COLUMNS NONE Drill will infer schema for all columns, but gather statistics for none of the columns.

level Optional VARCHAR literal which specifies maximum level depth for collecting metadata. Possible values:

  • TABLE - metadata will be collected at table level (MIN / MAX column values within whole the table, etc.);
  • SEGMENT - metadata will be collected for every segment within the table (MIN / MAX column values within a specific segment) + metadata at table level. Segment term here is used to abstract data part which may correspond to a specific directory on the file system or partition in Hive table;
  • PARTITION - metadata will be collected for every partition within the table (MIN / MAX column values within a specific partition) + file, segment and table metadata. Partition term is used here to abstract part of the data where some column(s) have the same values (corresponds to existing Drill partitions for Parquet table). Is not implemented in Drill 1.17;
  • FILE - metadata will be collected for every file within the table (MIN / MAX column values within a specific file) + partition, segment metadata and table metadata;
  • ROW_GROUP - metadata will be collected for every row group within the table (MIN / MAX column values within a specific row group) + file, partition, segment metadata and table metadata. Supported for Parquet tables only;
  • ALL - metadata will be collected for every splittable table part - row groups for parquet, files for regular file storage formats, etc. Default is ALL.

COMPUTE Computes statistics for the table to be stored into the Metastore. If statistics usage is disabled (planner.statistics.use is set to false), an error will be thrown when this clause is specified.

ESTIMATE Computes estimated statistics for the table to be stored into the Metastore.

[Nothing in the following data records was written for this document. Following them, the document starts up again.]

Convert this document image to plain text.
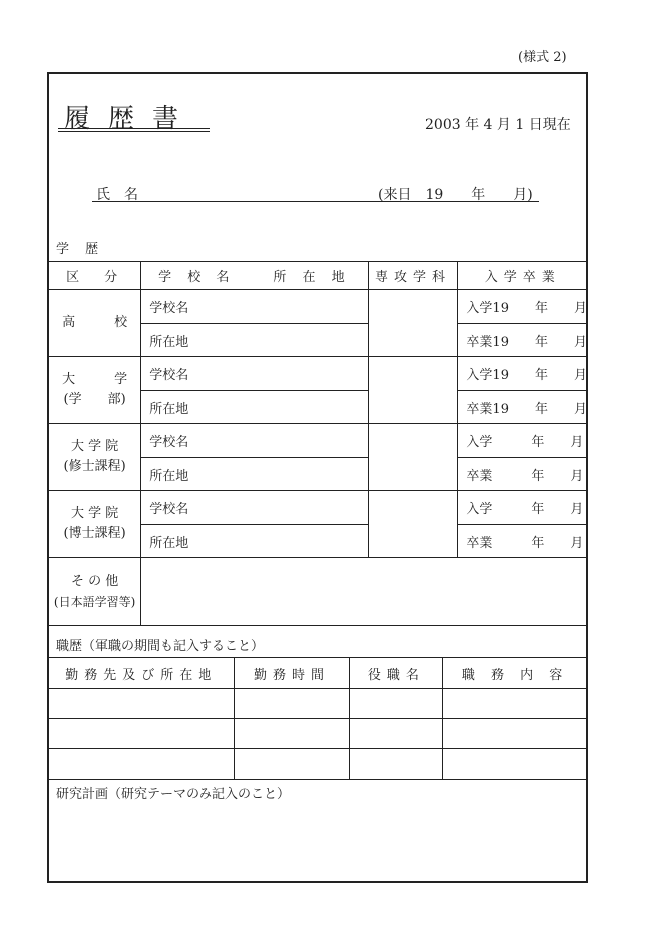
(様式 2)
履歴書	2003 年 4 月 1 日現在
氏名	(来日　19　　年　　月)
学 歴
区　分	学 校 名　　所 在 地	専攻学科	入学卒業

高　　　校	学校名		入学19　　年　　月
	所在地		卒業19　　年　　月

大　　　学
(学　　部)	学校名		入学19　　年　　月
	所在地		卒業19　　年　　月

大 学 院
(修士課程)	学校名		入学　　　年　　月
	所在地		卒業　　　年　　月

大 学 院
(博士課程)	学校名		入学　　　年　　月
	所在地		卒業　　　年　　月

そ の 他
(日本語学習等)			

職歴（軍職の期間も記入すること）
勤務先及び所在地	勤務時間	役職名	職 務 内 容

研究計画（研究テーマのみ記入のこと）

Currently is not supported.

(column1, column2, ...) The name of the column(s) for which Drill will compute statistics.

SAMPLE Optional. Indicates that compute statistics should run on a subset of the data.

number PERCENT
An integer that specifies the percentage of data on which to compute statistics. For example, if a table has 100 rows, SAMPLE 50 PERCENT indicates that statistics should be computed on 50 rows. The optimizer selects the rows at random.

Use the following command to remove a table from the Metastore:

ANALYZE TABLE [table_name] DROP [METADATA|STATISTICS] [IF EXISTS]

The command will fail if the table does not exist in the Metastore. Include the IF EXISTS clause to ignore a missing table.

ANALYZE TABLE [plugin.schema.]table_name COMPUTE STATISTICS [(column1, column2,...)] [SAMPLE number PERCENT]

See ANALYZE TABLE COMPUTE STATISTICS.

REFRESH TABLE METADATA  [ COLUMNS ( column1, column2...) | NONE ]  table_path

For the case when table metadata was stored into the Drill Metastore, Parquet table metadata cache files, wouldn't be used for the same table during query execution if all required metadata is present and is not outdated.

Usage Notes

For more detailed information on Drill Metastore and its usage please refer to Using Drill Metastore.